L’organisation Avocats sans frontières (ASF) en Tunisie a annoncé, mercredi 20 mai 2026, la reprise officielle de ses activités, après avoir été informée du retrait des mesures de suspension qui la visaient.
Dans un communiqué publié mercredi, l’ONG indique avoir reçu une notification du chargé général du contentieux de l’État l’informant du retour sur la décision de suspension de son activité. Elle précise que cette reprise prend effet à compter du 20 mai.
Retour sur une suspension vivement dénoncée
Le 5 mai 2026, ASF avait annoncé avoir reçu une décision de suspension de ses activités, dénonçant une mesure qu’elle considérait comme une atteinte injustifiée à la liberté d’action de la société civile.
L’organisation avait alors estimé que cette décision ciblait les espaces indépendants œuvrant pour l’intérêt général, notamment dans les domaines de la justice, de la solidarité et de l’État de droit. Elle avait également regretté l’absence de transparence dans le processus ayant conduit à cette suspension, tout en annonçant son intention d’engager les recours légaux et judiciaires nécessaires.
Une reprise sous le signe de la continuité
À l’annonce de la levée de cette mesure, Avocats sans frontières a adressé ses remerciements à l’ensemble de ses soutiens, estimant que cet élan de solidarité a illustré la vitalité de la société civile et sa capacité de mobilisation face aux tentatives de restriction de l’action associative.
ASF a également confirmé la reprise de ses activités, notamment celles liées à l’assistance juridique en faveur des personnes les plus vulnérables. Elle réaffirme, dans ce cadre, son attachement à la défense d’un espace civique indépendant ainsi qu’au renforcement des droits humains, de la justice sociale et de l’État de droit.

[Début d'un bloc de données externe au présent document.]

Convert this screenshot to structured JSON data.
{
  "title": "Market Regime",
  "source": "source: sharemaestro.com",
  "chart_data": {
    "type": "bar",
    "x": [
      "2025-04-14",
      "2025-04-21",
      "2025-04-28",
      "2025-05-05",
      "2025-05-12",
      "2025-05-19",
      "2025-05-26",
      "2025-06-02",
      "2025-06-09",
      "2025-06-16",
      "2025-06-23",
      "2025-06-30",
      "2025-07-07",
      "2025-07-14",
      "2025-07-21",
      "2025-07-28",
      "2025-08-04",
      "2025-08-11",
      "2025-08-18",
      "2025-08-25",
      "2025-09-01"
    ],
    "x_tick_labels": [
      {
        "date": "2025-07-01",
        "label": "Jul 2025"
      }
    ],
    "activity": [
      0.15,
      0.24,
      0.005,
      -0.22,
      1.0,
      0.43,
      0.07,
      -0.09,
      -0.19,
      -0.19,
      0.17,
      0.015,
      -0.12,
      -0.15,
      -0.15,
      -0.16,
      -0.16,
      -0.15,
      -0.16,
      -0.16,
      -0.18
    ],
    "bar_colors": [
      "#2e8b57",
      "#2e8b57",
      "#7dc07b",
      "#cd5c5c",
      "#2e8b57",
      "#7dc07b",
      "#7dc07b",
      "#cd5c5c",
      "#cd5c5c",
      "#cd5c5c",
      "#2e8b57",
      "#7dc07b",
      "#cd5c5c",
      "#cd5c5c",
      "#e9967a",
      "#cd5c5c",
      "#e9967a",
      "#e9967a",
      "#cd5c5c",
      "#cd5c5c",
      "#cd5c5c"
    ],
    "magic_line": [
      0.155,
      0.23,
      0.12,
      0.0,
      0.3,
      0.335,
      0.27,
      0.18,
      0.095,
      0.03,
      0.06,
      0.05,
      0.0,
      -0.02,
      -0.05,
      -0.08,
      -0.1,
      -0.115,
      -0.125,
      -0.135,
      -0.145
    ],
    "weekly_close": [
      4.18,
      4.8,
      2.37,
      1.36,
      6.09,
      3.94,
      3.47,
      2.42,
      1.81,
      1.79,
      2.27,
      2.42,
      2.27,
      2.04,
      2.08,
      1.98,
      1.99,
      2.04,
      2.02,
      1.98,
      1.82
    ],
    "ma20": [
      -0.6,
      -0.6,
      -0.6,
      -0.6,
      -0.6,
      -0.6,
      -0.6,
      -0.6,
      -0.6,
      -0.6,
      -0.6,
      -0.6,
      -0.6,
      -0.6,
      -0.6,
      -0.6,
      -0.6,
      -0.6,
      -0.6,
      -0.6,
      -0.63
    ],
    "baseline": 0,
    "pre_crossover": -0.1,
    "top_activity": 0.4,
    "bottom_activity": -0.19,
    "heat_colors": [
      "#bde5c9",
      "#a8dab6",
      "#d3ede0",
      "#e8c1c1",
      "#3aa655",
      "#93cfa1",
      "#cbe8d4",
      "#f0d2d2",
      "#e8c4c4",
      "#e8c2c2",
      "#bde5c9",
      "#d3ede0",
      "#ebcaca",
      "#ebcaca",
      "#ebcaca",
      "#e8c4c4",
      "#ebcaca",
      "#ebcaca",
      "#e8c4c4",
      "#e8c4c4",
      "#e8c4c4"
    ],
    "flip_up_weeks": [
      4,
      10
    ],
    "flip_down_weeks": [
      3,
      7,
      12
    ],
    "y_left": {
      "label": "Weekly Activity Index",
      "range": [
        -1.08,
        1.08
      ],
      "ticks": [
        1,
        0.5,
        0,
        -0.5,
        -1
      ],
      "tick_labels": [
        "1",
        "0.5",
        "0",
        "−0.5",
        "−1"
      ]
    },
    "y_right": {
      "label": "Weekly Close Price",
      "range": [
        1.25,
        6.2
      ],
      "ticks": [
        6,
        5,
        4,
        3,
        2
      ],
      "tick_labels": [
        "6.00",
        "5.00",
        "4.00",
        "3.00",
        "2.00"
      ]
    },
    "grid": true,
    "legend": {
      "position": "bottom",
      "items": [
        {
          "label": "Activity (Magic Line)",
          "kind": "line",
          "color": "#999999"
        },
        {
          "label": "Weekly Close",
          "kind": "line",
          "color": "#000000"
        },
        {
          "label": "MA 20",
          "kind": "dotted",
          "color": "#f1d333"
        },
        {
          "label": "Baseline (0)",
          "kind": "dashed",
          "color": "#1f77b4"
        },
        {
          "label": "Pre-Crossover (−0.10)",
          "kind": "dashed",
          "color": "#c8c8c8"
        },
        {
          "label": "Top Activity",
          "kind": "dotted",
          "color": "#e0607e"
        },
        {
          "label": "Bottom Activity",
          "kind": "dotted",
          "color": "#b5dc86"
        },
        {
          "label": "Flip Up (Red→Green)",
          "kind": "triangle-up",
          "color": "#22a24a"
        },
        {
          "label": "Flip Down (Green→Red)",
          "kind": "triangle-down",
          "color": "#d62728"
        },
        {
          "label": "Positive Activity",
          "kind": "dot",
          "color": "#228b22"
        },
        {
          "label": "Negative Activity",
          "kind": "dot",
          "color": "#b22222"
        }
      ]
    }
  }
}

Un « dégel » dans un climat toujours tendu
La reprise des activités d’Avocats sans frontières intervient au lendemain d’une autre décision similaire ayant suscité de nombreuses réactions dans la société civile. Mardi 19 mai 2026, l’Organisation tunisienne des jeunes médecins (OTJM) a, elle aussi, annoncé la reprise de ses activités après la levée de la suspension d’un mois qui la visait.
Pour autant, ce « dégel » reste très relatif. De nombreuses associations demeurent toujours sous le coup de mesures de suspension, d’enquêtes ou de poursuites judiciaires. C’est notamment le cas de la Ligue tunisienne des droits de l’Homme (LTDH), organisation historique du paysage associatif tunisien et figure emblématique de la défense des libertés publiques, qui reste à ce jour frappée par une décision de gel.
Dans ce contexte, plusieurs acteurs associatifs continuent d’alerter sur un rétrécissement de l’espace civique et sur la pression croissante exercée contre les organisations indépendantes actives dans les domaines des droits humains, de la justice sociale et des libertés fondamentales.